- Born: January 21, 1933 Chicago, Illinois, U.S.
- Died: March 8, 1999 (aged 66) Chicago, Illinois, U.S.
- Occupation: Confectionery magnate
- Spouses: Allison Hunter Wrigley Johnston ​ ​(m. 1957; div. 1969)​; Joan Georgina Fischer ​ ​(m. 1970; ann. 1979)​; Julie Burns ​(m. 1981)​;
- Children: 3, including William Jr. II
- Parents: Philip K. Wrigley (father); Helen Blanche Atwater (1901-1977) (mother);

= William Wrigley III =

American businessman (1933–1999)

William A. Wrigley III (January 21, 1933 – March 8, 1999), known as William Wrigley, was president of the Wm. Wrigley Jr. Company, founded by his grandfather William Wrigley Jr., from 1961 until his death from pneumonia in March 1999. His father, P. K. Wrigley, preceded him as president. He was succeeded by his son Bill Wrigley Jr. as president and CEO. He inherited ownership of the Chicago Cubs in 1977. Only a few months later, his mother died, saddling him with massive estate taxes. With most of his money tied up in the Wrigley Company and the Cubs, he eventually sold the Cubs to the Chicago Tribune in 1981 to pay off the tax bill.

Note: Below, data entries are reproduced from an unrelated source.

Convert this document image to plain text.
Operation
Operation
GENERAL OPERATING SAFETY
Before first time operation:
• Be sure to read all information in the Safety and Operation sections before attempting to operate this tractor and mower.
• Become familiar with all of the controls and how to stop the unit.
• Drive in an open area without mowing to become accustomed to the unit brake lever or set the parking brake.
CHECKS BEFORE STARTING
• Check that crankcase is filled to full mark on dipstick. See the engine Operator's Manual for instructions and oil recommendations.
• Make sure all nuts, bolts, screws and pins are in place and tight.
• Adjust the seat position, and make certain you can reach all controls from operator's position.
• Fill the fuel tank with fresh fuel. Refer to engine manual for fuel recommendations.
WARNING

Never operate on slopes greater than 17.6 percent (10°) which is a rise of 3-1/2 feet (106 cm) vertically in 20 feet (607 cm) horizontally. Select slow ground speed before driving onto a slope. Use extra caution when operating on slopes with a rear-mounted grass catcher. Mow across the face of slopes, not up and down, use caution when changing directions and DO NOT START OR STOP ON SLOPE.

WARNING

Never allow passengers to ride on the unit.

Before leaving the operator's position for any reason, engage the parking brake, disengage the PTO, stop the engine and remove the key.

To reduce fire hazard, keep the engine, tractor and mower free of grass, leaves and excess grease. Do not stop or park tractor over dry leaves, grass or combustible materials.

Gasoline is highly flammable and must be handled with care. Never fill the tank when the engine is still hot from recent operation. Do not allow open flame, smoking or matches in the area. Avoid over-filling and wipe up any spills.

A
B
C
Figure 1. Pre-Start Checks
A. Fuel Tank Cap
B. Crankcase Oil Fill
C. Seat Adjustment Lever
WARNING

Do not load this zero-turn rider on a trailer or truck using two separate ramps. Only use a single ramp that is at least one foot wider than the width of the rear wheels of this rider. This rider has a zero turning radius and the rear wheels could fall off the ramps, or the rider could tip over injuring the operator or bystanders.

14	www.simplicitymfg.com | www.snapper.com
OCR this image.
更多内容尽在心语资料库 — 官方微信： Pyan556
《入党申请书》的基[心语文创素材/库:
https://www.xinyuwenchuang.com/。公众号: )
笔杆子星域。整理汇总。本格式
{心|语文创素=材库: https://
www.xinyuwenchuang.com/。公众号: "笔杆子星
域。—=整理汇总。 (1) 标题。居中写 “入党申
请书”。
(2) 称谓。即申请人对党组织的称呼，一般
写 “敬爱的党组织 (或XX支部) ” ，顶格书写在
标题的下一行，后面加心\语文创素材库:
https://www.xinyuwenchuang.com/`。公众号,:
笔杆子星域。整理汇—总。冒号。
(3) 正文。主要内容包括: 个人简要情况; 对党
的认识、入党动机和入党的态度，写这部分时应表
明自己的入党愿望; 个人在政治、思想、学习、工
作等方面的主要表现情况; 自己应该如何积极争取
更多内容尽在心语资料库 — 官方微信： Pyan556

After assuming the company's presidency in 1961, Wrigley maintained its position as the world's largest manufacturer of chewing gum by venturing into Orbit, Freedent, Extra, Hubba Bubba, and Big Red.

==Personal==
Wrigley was a 1954 graduate of Yale College, where he was manager of the Yale football team.

He was first married in 1957 to Alison Hunter. They had three children, Alison Elizabeth, Philip Knight, and William Jr., before their marriage ended in divorce in 1969. The following year in a ceremony on Catalina island, he married Joan Georgine Fisher. That marriage ended in annulment. In November 1981, he married Julie Burns.

On March 9, 1999, William Wrigley died of pneumonia in Chicago.